小关帝庙的破门虚掩着。一只蜘蛛正往缝隙处匆匆结网。这张网刚刚织了旁边的一部分,还没开始织中心那部分小圆圈。蜘蛛这东西真是个勤快的生灵,也不考虑它的网织得是不是地方,也从不怕做无用功,总是匆匆忙忙地为自己的肚皮不停地吐丝。庙里空寂无声。王玉霞走得东张西望的,倒是牵在手上的儿子,一点也不怕,瞪一双大大的圆眼睛,看稀奇地把圆脑袋转过来转过去地张望。到底是男人,又是在大白天,王利发在王玉霞面前很是显出了一些男子气。在紫竹苑里,那么黑灯瞎火的,王利发都能越窗而逃,一座破庙,就是阴森些,有么怕头?

过正殿,进里厢,闻到一股尘封和酒肉的混合气味。

“哪一路的客人哪?请进,请进!”屋里传出含混的问话,喉音不重,像刚变音的半大小伙子的嗓音。

王利发推开门。门轴声咿呀,响得悠长。后窗堵着,隐隐约约看到一个男人蜷缩在地上,喝酒吃肉。

“来来来,朋友,酒肉不分家,见者有缘,见者有份。噢?还是一对啊?不像是我们吃百家饭的咧!来来,坐呀坐呀!”喝酒的男人站起来了,趔趄两步,晃晃地停住了。“师傅还真神哦!硬是算到这两天要来客人。老叫花子是有点神!”这男人的确像是个半大的孩子,浑身脏兮兮的,一张瘦猴子脸,东一条西一道,不知涂了些什么东西,细看倒还清秀,就是嘴巴稍微宽了些。

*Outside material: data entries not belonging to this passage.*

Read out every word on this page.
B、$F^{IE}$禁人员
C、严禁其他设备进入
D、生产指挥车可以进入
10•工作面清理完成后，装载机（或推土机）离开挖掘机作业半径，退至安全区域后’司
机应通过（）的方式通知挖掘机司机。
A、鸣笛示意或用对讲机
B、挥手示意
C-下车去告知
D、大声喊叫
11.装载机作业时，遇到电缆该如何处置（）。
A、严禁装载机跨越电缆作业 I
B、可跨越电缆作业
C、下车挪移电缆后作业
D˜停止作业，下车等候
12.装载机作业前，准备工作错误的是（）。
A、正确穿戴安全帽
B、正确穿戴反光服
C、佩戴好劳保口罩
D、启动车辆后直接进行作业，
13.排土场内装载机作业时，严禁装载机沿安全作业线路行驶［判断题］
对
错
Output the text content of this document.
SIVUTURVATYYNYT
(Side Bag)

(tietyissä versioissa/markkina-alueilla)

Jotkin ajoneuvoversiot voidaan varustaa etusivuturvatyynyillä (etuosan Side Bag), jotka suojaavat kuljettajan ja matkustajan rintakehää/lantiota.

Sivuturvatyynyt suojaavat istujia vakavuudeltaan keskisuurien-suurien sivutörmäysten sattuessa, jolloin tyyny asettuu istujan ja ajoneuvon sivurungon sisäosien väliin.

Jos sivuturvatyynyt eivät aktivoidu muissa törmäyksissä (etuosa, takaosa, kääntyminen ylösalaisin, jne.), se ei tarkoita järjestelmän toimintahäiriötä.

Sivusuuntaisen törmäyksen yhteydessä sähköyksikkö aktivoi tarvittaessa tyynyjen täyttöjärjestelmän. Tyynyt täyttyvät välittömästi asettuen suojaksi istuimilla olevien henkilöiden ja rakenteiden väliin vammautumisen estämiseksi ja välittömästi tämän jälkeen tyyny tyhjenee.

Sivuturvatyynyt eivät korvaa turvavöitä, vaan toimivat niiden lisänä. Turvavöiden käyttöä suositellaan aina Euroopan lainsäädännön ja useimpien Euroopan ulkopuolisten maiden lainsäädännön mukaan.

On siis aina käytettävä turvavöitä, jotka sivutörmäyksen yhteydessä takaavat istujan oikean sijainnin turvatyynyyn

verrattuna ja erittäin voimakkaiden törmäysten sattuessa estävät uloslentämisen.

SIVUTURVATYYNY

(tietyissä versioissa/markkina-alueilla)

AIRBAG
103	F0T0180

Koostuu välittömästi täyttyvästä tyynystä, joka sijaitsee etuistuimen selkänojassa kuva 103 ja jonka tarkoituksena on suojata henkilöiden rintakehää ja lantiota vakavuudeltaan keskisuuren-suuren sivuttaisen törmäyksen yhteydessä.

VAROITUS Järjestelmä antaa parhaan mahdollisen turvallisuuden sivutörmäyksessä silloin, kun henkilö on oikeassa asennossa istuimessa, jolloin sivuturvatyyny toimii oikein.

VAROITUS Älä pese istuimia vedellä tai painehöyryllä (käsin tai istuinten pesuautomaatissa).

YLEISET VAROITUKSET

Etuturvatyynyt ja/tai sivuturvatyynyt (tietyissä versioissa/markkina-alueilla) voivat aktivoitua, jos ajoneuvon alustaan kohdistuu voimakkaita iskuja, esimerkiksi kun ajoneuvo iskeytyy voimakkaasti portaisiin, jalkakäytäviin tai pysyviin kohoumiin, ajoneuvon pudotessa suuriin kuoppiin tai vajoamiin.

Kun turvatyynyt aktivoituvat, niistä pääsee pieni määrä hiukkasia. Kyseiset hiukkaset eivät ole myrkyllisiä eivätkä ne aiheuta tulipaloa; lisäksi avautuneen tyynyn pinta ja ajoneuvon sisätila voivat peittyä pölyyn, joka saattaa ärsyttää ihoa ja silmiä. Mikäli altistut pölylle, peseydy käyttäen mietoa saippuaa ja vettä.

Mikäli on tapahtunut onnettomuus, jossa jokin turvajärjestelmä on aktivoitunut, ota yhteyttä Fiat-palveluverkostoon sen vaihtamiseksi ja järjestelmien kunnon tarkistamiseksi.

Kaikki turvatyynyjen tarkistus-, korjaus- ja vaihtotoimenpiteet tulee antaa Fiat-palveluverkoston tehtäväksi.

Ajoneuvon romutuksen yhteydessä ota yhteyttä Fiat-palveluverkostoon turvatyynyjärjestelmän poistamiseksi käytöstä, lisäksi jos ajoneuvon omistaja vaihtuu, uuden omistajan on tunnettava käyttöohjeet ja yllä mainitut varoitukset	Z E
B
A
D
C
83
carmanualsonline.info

“您家是?”王利发很客气。到底是剃头见得多,他看出来了,这个男人并不是个小伢,他额上涂的脏东西,很可能是有意用来藏年龄的。

“我?我是小叫花子。您家还会问我师傅,我先说了算了:我师傅是老叫花子。他老人家说,这两天兴许要来客。不晓得他老人家在外头跑么事,叫我小叫花子等客。我咧,本该等客人来了一起吃,饿不过,等不及了。您家们是不是老叫花说的客人,我不晓得,等下老叫花师傅一认就晓得了。来来,喝酒!来来,吃肉!叫花子么,冇得么客气讲,来来来,喝!”小叫花子说了一大串,没有人响应,实际上还是他一个人在说,一个人在吃喝。他正在滔滔不绝且大快朵颐之际,门口一暗。“呃,我小叫花子的师傅老叫花子回来了!呃?您家们怎么还冇坐?哎呀,师傅要怪我不会待客……”

“吭吭吭!吭!”也怪,刚才没有咳嗽,小叫花子调侃打招呼了,他就一阵猛咳,咳得屋梁上的扬尘飘飘袅袅地往下掉。

“个杂种!大白天的都这么多老鼠!”老叫花子一进门,屋里稍微亮了一点。他朝屋梁上瞄一眼,又对小叫花子说:“呃,空空儿,把这些老鼠整一下唦!”

“还要么样整咧?天天吃!红烧老鼠,卤老鼠,爆炒鼠丝,再么样整都整不完哦!要是全汉口的人都像我这样子,天天拿老鼠当饭当菜,那还差不多!”小叫花口里还在说话,人就嗖地一下,纵跳上了屋梁。“师傅呀,冇得老鼠哇!”声音还留在屋梁上,人又跳下来了。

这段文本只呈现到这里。